Dabei sind Konzerne wie die großen Netzbetreiber und Versorger gegen Cyberangriffe in der Regel gut geschützt. Anders ist die Lage bei Mittelständlern und Stadtwerken, die immer öfter in den Fokus der Angreifer geraten. Das Problem: Diese Firmen verfügen häufig nicht über eine eigene IT-Sicherheitsabteilung. Damit können sie auch andere Unternehmen gefährden. „Die Angreifer setzen meist beim schwächsten Glied der Kette an“, heißt es beim Verfassungsschutz Baden-Württemberg.

Auch IT-Experte Schülke kennt dieses Angriffsmuster – über externe Dienstleister in der Finanzbranche greifen Hacker große Banken an. „Wenn man Zugriff auf die Systeme eines kleinen Partnerunternehmens einer Bank hat, kann man diese viel einfacher angreifen“, sagt er. So lasse sich etwa die Kommunikation zwischen den Unternehmen ausspähen.

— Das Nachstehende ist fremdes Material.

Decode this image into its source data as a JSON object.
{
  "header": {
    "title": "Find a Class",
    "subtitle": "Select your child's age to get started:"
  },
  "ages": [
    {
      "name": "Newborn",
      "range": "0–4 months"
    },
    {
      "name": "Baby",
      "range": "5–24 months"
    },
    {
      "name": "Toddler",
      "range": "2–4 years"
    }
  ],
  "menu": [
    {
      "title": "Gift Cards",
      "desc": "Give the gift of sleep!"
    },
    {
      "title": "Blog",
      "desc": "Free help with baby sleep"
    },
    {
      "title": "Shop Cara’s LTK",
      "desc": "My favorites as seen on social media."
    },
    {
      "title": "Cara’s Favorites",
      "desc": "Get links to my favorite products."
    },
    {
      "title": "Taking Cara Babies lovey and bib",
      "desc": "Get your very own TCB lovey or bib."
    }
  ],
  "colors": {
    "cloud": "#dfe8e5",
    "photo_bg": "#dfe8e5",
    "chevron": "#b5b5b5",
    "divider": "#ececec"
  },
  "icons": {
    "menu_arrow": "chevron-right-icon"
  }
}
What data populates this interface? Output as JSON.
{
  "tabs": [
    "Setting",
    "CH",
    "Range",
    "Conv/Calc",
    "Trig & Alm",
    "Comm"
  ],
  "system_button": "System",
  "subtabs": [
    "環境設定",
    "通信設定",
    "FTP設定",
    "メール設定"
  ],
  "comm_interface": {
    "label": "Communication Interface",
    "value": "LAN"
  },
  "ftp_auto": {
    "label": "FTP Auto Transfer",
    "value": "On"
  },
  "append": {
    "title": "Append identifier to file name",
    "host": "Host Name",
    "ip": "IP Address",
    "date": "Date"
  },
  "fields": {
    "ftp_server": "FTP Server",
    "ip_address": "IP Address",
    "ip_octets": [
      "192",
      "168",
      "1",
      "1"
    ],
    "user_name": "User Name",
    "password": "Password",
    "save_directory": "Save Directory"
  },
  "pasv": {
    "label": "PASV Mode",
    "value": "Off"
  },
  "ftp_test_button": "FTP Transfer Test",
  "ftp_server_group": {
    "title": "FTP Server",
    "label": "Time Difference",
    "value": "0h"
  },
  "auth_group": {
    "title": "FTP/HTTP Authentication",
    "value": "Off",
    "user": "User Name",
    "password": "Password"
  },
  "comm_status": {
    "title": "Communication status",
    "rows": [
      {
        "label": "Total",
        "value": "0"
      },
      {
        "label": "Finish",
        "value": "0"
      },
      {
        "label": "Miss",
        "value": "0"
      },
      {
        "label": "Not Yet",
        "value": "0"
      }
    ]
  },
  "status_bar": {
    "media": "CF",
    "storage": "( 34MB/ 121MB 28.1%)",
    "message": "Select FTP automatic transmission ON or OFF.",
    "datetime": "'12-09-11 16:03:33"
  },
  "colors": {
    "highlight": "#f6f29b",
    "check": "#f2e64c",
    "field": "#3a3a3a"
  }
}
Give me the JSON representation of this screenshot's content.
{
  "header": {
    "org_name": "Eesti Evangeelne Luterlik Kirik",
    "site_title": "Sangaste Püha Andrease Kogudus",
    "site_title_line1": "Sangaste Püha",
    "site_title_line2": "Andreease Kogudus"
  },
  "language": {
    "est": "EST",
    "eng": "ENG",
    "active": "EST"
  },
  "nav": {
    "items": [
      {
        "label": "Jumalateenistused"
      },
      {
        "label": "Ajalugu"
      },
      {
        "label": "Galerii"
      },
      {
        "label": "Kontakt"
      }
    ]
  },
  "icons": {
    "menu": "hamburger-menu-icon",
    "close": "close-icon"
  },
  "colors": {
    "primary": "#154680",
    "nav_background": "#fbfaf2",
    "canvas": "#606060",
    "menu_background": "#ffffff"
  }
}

Wie schwer sich gerade mittelständische Firmen mit dem Schutz ihrer Systeme tun, erlebt der Experte immer wieder. Es komme nur sehr selten vor, dass er sich aufwendig in Netzwerke „hacken“ müsse: „Meist reicht schon einfache Software zum Aufspüren unzureichend gesicherter Konfigurationen und von Standardpasswörtern.“

Manchmal ebnet auch ein simpler Anruf den Weg zum Angriff. Schülke gibt sich dann etwa als Kongressveranstalter aus, der angeblich den Geschäftsführer einladen will. Seine Erfahrung: Sobald er von Flugtickets und Hotels spricht, die angeblich bezahlt werden, interessiert sich der Gesprächspartner. Und Schülkes Falle schnappt zu: „Ich schicke dann eine E-Mail mit einem präparierten Anhang über das vermeintliche Tagungsprogramm. Und sobald das jemand öffnet, kann ich mir schon Zugang zum System verschaffen.“

Ein weiteres Problem von Mittelständlern und kleinen Versorgern: Im Gegensatz zu Konzernen reagieren sie häufig falsch, wenn der Angriff erst einmal entdeckt ist. „Die meisten haben spürbare Angst vor einem Imageschaden und versuchen oft selbst noch, an ihren Systemen herumzubasteln“, sagt Schülke. Viele Unternehmen wollten aufgrund dieser Furcht zudem nicht die Polizei informieren.

Auch die Mitarbeiter des Verfassungsschutzes blicken immer wieder in entgeisterte Gesichter, wenn sie bei einer Firma vorstellig werden. „Oft erschrecken Unternehmer, wenn wir einen Angriff feststellen und sie anrufen“, heißt es in Baden-Württemberg.